Based on your changes, the Spark package (along with other packages and notebooks) for the instance group is redeployed. If updated Spark version or notebook packages are available in the cluster, the updated versions are deployed for the instance group.

If any notebooks were removed from the instance group, those notebooks (and associated packages) are undeployed from the hosts.

What to do next

  1. If you updated the configuration to point to new directories, manually copy data from the old directories in order to retain that data. This step is required especially for changes to the notebook base data directory the event log directory for the history server, or the recovery directory for high availability.

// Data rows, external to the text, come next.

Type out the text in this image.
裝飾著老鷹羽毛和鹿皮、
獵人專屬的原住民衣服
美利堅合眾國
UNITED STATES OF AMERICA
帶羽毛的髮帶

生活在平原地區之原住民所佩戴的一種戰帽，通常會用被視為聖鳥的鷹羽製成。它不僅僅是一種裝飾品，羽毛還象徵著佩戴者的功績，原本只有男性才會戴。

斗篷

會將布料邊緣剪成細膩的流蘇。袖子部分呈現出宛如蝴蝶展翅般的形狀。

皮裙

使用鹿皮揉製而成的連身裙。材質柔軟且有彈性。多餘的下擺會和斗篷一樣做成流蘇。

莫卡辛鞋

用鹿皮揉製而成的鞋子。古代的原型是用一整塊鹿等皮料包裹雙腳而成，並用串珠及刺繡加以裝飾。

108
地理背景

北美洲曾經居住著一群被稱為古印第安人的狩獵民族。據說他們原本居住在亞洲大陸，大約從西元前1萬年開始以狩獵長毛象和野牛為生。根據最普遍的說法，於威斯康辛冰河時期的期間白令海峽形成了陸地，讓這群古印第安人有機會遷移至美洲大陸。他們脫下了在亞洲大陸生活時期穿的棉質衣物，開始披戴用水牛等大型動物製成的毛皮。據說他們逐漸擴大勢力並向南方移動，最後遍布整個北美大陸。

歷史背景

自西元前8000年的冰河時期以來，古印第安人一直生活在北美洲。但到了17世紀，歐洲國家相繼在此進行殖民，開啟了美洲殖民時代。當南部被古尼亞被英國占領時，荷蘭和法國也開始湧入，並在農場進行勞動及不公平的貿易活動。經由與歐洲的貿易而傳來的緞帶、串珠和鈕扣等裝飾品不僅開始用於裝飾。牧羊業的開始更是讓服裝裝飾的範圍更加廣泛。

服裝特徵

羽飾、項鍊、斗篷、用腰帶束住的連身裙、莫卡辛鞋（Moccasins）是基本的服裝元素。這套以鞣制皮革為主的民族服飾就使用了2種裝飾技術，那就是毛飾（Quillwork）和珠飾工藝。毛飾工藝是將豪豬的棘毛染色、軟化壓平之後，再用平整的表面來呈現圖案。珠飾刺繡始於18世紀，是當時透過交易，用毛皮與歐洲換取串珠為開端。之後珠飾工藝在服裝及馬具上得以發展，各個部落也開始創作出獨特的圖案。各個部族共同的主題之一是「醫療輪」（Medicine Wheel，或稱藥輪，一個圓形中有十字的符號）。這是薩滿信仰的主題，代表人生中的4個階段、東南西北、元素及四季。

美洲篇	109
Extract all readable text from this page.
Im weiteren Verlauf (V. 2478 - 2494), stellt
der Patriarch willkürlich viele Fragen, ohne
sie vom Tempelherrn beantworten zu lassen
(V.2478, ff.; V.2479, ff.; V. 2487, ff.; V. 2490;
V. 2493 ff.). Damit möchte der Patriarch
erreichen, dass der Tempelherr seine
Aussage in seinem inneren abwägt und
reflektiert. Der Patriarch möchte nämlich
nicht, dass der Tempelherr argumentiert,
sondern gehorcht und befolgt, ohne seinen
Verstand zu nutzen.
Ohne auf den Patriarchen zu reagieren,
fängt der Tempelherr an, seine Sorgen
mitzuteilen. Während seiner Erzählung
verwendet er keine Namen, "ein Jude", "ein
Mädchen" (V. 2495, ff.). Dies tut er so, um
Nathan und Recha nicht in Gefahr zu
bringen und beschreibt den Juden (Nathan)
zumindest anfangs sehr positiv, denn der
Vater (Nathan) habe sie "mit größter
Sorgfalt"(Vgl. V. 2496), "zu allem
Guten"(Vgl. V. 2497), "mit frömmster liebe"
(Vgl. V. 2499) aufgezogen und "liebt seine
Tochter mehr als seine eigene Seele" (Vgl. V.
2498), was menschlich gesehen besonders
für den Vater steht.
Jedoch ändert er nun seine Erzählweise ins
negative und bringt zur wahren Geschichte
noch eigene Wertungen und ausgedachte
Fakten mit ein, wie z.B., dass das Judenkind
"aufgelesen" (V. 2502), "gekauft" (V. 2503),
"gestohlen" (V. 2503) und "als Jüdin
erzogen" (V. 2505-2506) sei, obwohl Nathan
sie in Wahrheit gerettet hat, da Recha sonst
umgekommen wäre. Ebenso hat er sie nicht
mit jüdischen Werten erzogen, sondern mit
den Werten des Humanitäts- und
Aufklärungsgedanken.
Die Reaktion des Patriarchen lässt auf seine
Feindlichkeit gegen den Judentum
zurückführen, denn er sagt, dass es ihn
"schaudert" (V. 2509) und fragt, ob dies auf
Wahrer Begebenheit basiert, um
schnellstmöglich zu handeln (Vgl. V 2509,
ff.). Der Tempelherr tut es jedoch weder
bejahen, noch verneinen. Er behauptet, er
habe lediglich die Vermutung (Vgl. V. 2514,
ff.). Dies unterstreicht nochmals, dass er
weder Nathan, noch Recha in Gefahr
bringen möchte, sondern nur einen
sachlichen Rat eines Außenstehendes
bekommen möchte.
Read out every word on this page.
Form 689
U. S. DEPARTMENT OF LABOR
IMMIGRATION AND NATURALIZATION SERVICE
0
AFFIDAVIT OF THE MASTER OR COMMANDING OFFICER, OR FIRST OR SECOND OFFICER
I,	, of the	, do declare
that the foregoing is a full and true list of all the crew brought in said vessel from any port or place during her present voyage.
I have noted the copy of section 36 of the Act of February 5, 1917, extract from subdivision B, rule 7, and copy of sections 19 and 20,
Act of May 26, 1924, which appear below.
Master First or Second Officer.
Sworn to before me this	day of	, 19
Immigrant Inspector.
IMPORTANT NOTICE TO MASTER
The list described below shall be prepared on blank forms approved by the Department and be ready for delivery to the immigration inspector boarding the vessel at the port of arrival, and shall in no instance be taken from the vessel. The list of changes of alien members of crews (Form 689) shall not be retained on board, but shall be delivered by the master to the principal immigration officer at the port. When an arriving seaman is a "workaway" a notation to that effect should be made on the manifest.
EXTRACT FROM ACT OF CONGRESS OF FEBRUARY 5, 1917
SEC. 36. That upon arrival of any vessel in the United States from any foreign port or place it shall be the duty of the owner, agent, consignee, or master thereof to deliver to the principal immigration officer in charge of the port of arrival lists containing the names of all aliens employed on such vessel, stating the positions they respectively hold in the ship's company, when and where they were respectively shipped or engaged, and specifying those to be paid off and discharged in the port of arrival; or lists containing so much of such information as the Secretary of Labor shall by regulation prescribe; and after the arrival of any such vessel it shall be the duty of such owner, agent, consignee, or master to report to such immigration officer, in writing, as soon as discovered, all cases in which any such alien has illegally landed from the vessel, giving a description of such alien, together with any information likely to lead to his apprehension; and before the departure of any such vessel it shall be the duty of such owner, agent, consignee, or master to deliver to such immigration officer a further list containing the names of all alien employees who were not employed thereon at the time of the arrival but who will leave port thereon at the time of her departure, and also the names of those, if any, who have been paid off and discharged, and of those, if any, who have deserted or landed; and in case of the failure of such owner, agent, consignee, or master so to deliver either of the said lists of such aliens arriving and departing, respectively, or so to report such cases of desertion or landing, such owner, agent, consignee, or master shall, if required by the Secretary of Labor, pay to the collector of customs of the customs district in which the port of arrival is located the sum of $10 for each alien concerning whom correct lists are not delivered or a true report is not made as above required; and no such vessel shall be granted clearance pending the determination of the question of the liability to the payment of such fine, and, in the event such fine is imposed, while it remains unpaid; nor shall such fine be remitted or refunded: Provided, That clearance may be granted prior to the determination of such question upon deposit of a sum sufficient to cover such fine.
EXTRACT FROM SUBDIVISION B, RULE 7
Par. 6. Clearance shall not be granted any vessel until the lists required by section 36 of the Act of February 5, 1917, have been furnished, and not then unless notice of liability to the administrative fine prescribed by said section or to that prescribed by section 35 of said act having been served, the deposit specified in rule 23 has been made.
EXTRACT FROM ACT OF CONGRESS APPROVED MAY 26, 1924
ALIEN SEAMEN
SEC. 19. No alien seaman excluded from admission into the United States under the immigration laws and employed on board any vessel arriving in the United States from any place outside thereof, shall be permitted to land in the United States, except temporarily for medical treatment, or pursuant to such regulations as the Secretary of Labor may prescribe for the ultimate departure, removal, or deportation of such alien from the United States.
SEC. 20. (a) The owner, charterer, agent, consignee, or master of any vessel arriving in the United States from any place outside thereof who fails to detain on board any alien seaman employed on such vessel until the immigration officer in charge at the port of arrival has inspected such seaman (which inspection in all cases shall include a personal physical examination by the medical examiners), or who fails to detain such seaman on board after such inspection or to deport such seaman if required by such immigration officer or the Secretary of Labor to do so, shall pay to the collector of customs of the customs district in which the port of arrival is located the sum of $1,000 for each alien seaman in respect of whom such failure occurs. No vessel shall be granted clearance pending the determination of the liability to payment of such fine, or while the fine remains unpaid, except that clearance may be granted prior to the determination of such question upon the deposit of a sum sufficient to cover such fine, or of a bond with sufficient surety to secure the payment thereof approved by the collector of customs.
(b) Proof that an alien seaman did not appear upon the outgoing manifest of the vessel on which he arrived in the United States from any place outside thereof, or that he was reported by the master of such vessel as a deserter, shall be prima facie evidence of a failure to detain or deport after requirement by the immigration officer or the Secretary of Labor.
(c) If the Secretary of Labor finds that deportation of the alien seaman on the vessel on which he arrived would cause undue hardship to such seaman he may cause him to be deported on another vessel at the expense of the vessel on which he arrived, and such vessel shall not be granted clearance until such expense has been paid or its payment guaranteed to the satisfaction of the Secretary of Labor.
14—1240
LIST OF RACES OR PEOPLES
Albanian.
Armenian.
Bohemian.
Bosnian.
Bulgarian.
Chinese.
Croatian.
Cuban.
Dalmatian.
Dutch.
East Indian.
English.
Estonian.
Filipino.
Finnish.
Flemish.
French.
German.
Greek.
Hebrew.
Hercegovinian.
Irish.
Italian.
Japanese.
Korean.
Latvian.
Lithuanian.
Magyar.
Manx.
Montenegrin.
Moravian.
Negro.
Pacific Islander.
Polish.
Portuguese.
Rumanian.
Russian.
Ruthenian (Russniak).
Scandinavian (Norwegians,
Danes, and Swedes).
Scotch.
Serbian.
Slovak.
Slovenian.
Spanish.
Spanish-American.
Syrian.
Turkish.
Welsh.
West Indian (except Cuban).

If high availability is not configured, metadata is stored using the ELK_HARVEST_LOCATION environment variable in the default /var/tmp/elk_logs location.

    To manually move data in the old directory (with the original file permissions) to the new directory, run the following command before you start the instance group:

    sudo cp -a old-dir/*uuid* new-dir/

    Copy the data before the instance group is started but after its configuration is changed; otherwise, you may lose data.

  2. Start the instance group. See Starting instance groups.